These data confirm the structural orthology of ABI3 and OsVP1.
OsABF1 is the structural orthologue of the bZIP protein ABI5 in rice
The genomes of Arabidopsis, japonica rice and indica rice encode 70, 85 and 109 bZIP
domain proteins, respectively (Riano-Panchon et al., 2007; http://drtf.cbi.pku.edu.cn).

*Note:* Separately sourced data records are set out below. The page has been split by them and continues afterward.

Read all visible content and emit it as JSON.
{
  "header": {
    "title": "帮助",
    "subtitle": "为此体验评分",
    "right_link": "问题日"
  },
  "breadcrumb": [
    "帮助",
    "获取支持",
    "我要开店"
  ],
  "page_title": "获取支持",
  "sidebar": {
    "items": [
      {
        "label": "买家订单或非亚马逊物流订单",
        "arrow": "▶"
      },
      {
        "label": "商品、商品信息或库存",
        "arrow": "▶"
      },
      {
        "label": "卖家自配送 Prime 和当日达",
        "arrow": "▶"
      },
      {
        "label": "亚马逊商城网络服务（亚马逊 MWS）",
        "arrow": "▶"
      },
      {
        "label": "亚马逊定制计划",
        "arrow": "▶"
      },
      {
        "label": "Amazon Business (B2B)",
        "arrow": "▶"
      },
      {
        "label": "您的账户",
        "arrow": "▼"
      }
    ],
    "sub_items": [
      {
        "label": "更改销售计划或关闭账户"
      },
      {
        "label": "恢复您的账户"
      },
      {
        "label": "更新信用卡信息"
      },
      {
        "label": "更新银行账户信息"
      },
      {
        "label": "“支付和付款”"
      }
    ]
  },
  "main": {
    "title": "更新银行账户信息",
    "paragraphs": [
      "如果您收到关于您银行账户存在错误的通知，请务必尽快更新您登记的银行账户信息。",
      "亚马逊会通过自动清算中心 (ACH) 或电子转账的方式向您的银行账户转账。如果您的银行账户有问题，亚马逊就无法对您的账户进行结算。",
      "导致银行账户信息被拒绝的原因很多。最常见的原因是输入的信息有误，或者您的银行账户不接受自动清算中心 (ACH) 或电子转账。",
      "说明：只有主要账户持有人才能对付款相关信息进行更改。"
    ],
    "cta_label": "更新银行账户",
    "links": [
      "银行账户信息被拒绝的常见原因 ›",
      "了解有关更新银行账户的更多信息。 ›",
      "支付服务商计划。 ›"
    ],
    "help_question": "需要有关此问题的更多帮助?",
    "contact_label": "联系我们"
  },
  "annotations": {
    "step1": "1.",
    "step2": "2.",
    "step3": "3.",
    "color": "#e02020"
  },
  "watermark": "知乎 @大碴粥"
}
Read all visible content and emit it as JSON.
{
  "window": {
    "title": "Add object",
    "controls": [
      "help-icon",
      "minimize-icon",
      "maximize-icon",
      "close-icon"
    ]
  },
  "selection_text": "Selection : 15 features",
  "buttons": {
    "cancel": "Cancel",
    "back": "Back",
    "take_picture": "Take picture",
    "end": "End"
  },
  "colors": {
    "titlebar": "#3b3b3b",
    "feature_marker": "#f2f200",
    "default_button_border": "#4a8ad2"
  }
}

Protein alignment shows that at least 8 proteins in both Arabidopsis and rice contain six
domains found in ABI5: DNA-binding domain, leucine zipper domain, and C1–C4
domains (Fig. S2a). The cladogram in Fig. S2b compares the whole protein sequence of
ABI5 with those of the seven most similar Arabidopsis proteins and the top eight rice
proteins (designated as OsABF1–OsABF8), together with three related proteins studied
by others (TaABFA, TaABFB and HvABI5). The key result is that ABI5 and AtDPBF2
of Arabidopsis cluster with OsABF1 of rice and TaABFA and TaABFB of wheat.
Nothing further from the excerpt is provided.